Mix all ingredients together in a small bowl and set aside.
Noodle Prep
Add about 2 quarts of water to a medium pot, and add 3 tbsps. of butterfly pea powder, stir and heat over high heat for about 5 minutes. The more powder you use, the darker the color. The water should be very hot but not boiling. Add half the package of rice noodles to a large bowl and pour the hot blue water over the noodles. Stir and let them sit for 15 minutes to soften and take up the color. Drain and set the noodles aside to cool. Squeeze lemon juice over the blue noodles to create purple noodles. (optional)
Garnish Prep
Punch out 8 witches from a nori sheet using a witch paper punch and set aside.
Use a 1⅝-inch round cookie cutter as a template to make 8 full moons from a sheet of yellow soy paper, using an Exacto blade to cut around the cookie cutter and set the moons aside.
Punch out about 40-50 stars from the sheet of wafer paper using the star paper punch and set aside.
Assembly
Place 2 spears of asparagus, 1 cucumber spear, four small shrimp and a Thai basil leaf on a piece of lettuce and roll up into a bundle.
Dip one Spring roll wrapper into a shallow plate of water and then lay it on your work surface. (Note: The wrapper will still be somewhat stiff but will soften as you place the ingredients.) Place the lettuce bundle in the lower third of the wrapper.
Place a nori sheet witch on the upper third of the wrapper.
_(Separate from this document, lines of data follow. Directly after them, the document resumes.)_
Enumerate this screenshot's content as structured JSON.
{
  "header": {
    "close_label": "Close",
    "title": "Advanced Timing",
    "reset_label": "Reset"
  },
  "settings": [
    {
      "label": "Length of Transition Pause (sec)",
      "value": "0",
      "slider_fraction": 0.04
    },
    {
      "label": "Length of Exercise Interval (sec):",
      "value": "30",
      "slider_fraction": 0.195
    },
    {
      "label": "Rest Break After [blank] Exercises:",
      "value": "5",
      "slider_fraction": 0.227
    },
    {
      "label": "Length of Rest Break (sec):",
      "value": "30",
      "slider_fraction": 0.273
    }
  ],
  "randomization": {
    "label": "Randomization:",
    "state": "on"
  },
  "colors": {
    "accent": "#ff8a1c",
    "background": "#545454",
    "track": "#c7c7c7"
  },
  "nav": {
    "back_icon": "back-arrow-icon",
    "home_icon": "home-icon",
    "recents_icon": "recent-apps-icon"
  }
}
Then add the yellow soy paper moon over the witch. Add wafer paper stars all around the moon and then add about 2 tbsps. of blue rice noodles over the moon and stars to create the sky back ground.
Fold over the left and right sides of the spring roll wrapper. Next, fold the bottom edge of the wrapper over the lettuce bundle to seal and begin to roll up over the blue noodles until the wrapper sticks and seals up. Repeat with remaining ingredients and serve with sauce and extra Thai basil leaves and black sesame seeds.